The recurrence rates were 6.1%, 8.6% and 11.2% for Shouldice, McVay and Bassini technique respectively according to Hay et al (1) retrospective study, in a median follow-up period of 68 months. Panos et al (11) reported recurrence rates 6.6% and 8.8% for Shouldice and McVay technique respectively; the median follow-up period was 36.4 months. Finally, Kingsnorth et al (12) reported recurrence rates 4.6% and 2.3% for Shouldice and Bassini techniques respectively in a median follow-up period of 24 months.

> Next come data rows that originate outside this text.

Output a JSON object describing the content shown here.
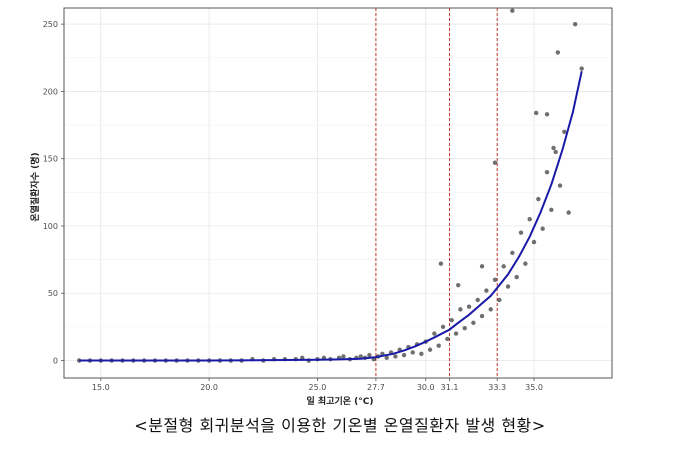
{
  "caption": "<분절형 회귀분석을 이용한 기온별 온열질환자 발생 현황>",
  "chart_data": {
    "type": "scatter",
    "xlabel": "일 최고기온 (°C)",
    "ylabel": "온열질환자수 (명)",
    "xlim": [
      13.3,
      38.6
    ],
    "ylim": [
      -13,
      262
    ],
    "x_ticks": [
      15.0,
      20.0,
      25.0,
      27.7,
      30.0,
      31.1,
      33.3,
      35.0
    ],
    "x_tick_labels": [
      "15.0",
      "20.0",
      "25.0",
      "27.7",
      "30.0",
      "31.1",
      "33.3",
      "35.0"
    ],
    "y_ticks": [
      0,
      50,
      100,
      150,
      200,
      250
    ],
    "y_tick_labels": [
      "0",
      "50",
      "100",
      "150",
      "200",
      "250"
    ],
    "breakpoints": [
      27.7,
      31.1,
      33.3
    ],
    "grid": true,
    "colors": {
      "points": "#222222",
      "fit_line": "#1a1aa8",
      "breakpoint_line": "#c0392b",
      "panel_border": "#555555"
    },
    "fit_curve": {
      "x": [
        14.0,
        20.0,
        25.0,
        26.0,
        27.0,
        27.7,
        28.5,
        29.0,
        29.5,
        30.0,
        30.5,
        31.1,
        31.5,
        32.0,
        32.5,
        33.0,
        33.3,
        33.8,
        34.3,
        34.8,
        35.3,
        35.8,
        36.3,
        36.8,
        37.2
      ],
      "y": [
        0,
        0,
        0.5,
        0.8,
        1.3,
        2.5,
        5,
        7.5,
        10.5,
        14,
        18,
        23,
        28,
        34,
        41,
        48,
        54,
        64,
        77,
        92,
        110,
        131,
        156,
        185,
        215
      ]
    },
    "series": [
      {
        "values": [
          [
            14.0,
            0
          ],
          [
            14.5,
            0
          ],
          [
            15.0,
            0
          ],
          [
            15.5,
            0
          ],
          [
            16.0,
            0
          ],
          [
            16.5,
            0
          ],
          [
            17.0,
            0
          ],
          [
            17.5,
            0
          ],
          [
            18.0,
            0
          ],
          [
            18.5,
            0
          ],
          [
            19.0,
            0
          ],
          [
            19.5,
            0
          ],
          [
            20.0,
            0
          ],
          [
            20.5,
            0
          ],
          [
            21.0,
            0
          ],
          [
            21.5,
            0
          ],
          [
            22.0,
            1
          ],
          [
            22.5,
            0
          ],
          [
            23.0,
            1
          ],
          [
            23.5,
            1
          ],
          [
            24.0,
            1
          ],
          [
            24.3,
            2
          ],
          [
            24.6,
            0
          ],
          [
            25.0,
            1
          ],
          [
            25.3,
            2
          ],
          [
            25.6,
            1
          ],
          [
            26.0,
            2
          ],
          [
            26.2,
            3
          ],
          [
            26.5,
            1
          ],
          [
            26.8,
            2
          ],
          [
            27.0,
            3
          ],
          [
            27.2,
            2
          ],
          [
            27.4,
            4
          ],
          [
            27.6,
            1
          ],
          [
            27.8,
            3
          ],
          [
            28.0,
            5
          ],
          [
            28.2,
            2
          ],
          [
            28.4,
            6
          ],
          [
            28.6,
            3
          ],
          [
            28.8,
            8
          ],
          [
            29.0,
            4
          ],
          [
            29.2,
            10
          ],
          [
            29.4,
            6
          ],
          [
            29.6,
            12
          ],
          [
            29.8,
            5
          ],
          [
            30.0,
            14
          ],
          [
            30.2,
            8
          ],
          [
            30.4,
            20
          ],
          [
            30.6,
            11
          ],
          [
            30.8,
            25
          ],
          [
            31.0,
            16
          ],
          [
            31.2,
            30
          ],
          [
            31.4,
            20
          ],
          [
            31.6,
            38
          ],
          [
            31.8,
            24
          ],
          [
            32.0,
            40
          ],
          [
            32.2,
            28
          ],
          [
            32.4,
            45
          ],
          [
            32.6,
            33
          ],
          [
            32.8,
            52
          ],
          [
            33.0,
            38
          ],
          [
            33.2,
            60
          ],
          [
            33.4,
            45
          ],
          [
            33.6,
            70
          ],
          [
            33.8,
            55
          ],
          [
            34.0,
            80
          ],
          [
            34.2,
            62
          ],
          [
            34.4,
            95
          ],
          [
            34.6,
            72
          ],
          [
            34.8,
            105
          ],
          [
            35.0,
            88
          ],
          [
            35.2,
            120
          ],
          [
            35.4,
            98
          ],
          [
            35.6,
            140
          ],
          [
            35.8,
            112
          ],
          [
            36.0,
            155
          ],
          [
            36.2,
            130
          ],
          [
            36.4,
            170
          ],
          [
            36.6,
            110
          ],
          [
            36.9,
            250
          ],
          [
            37.2,
            217
          ],
          [
            36.1,
            229
          ],
          [
            34.0,
            260
          ],
          [
            33.2,
            147
          ],
          [
            35.1,
            184
          ],
          [
            35.6,
            183
          ],
          [
            35.9,
            158
          ],
          [
            30.7,
            72
          ],
          [
            31.5,
            56
          ],
          [
            32.6,
            70
          ]
        ]
      }
    ]
  }
}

Hernias recur primarily for two reasons: (1) attrition of tissue due to altered collagen metabolism and (2) tension on the suture line (13). Human tissue alone cannot be used to counteract these causes; a satisfactory prosthesis is needed if results of herniorrhaphy must to improve. The description of the Lichtenstein tension-free mesh repair opened a new era in inguinal hernia repair (10). The method is very simple and associated with a very low recurrence rates (ranging from 0 to 2%) (13-16). This method can be performed under local or regional anesthesia and is very important that the postoperative pain is minimal.
A variety of prosthetic mesh is available to the surgeon. The ideal mesh properties are inertness, resistance to infection, molecular permeability, pliability, transparency, mechanical integrity, and biocompatibility. Absorbable mesh does not remain in the wound long enough for adequate collagen to be deposited, while multi-filament mesh can harbor bacteria. Monofilament mesh is the most popular presently in use with the various types of polypropylene having different characteristic advantages (15). Use of porous mesh (polypropylene) allows a large surface area for in-growth of connective tissue leading to permanent fixation of the prosthesis within the abdominal wall. Intraparietal placement of the prosthesis allows well vascularized tissue coverage of all aspects of the prosthesis. Fears of complications related to mesh implantation have proved to be without foundation. Duration of antibiotic use differ among investigators.
Lafferty et al (17) reported a recurrence rate of 0% after the use of Lichtenstein tension-free repair of inguinal hernia; the median follow-up period in this series was 1 year. Amid et al (13) reported a recurrence rate of 0.1% in a median follow-up period of 5.1 years, while Sakorafas et al (18) observed a recurrence rate of 0.2% in a median follow-up period of 3.8 years. In our retrospective study, there was one recurrence of inguinal hernia four years postoperatively (recurrence rate 0.4%).
We observe neither acute infection nor abscess formation related to the presence of the foreign body (mesh). There were two wound infections (0.9%) which were treated by using the appropriate antibiotic therapy for 24 hours period. We observed rapid return to unrestricted activities and high patient satisfaction. The same results have been reported from many other authors (13, 17-19).
Tension-free polypropylene mesh inguinal hernia repair is a simple, safe, comfortable, effective method, with extremely low early and late morbidity, remarkably low recurrence rate, rapid return to unrestricted activities and high patient satisfaction. This method can be performed by all surgeons and is very effective in the prevention of recurrences. It is our preferred method for inguinal hernia repair.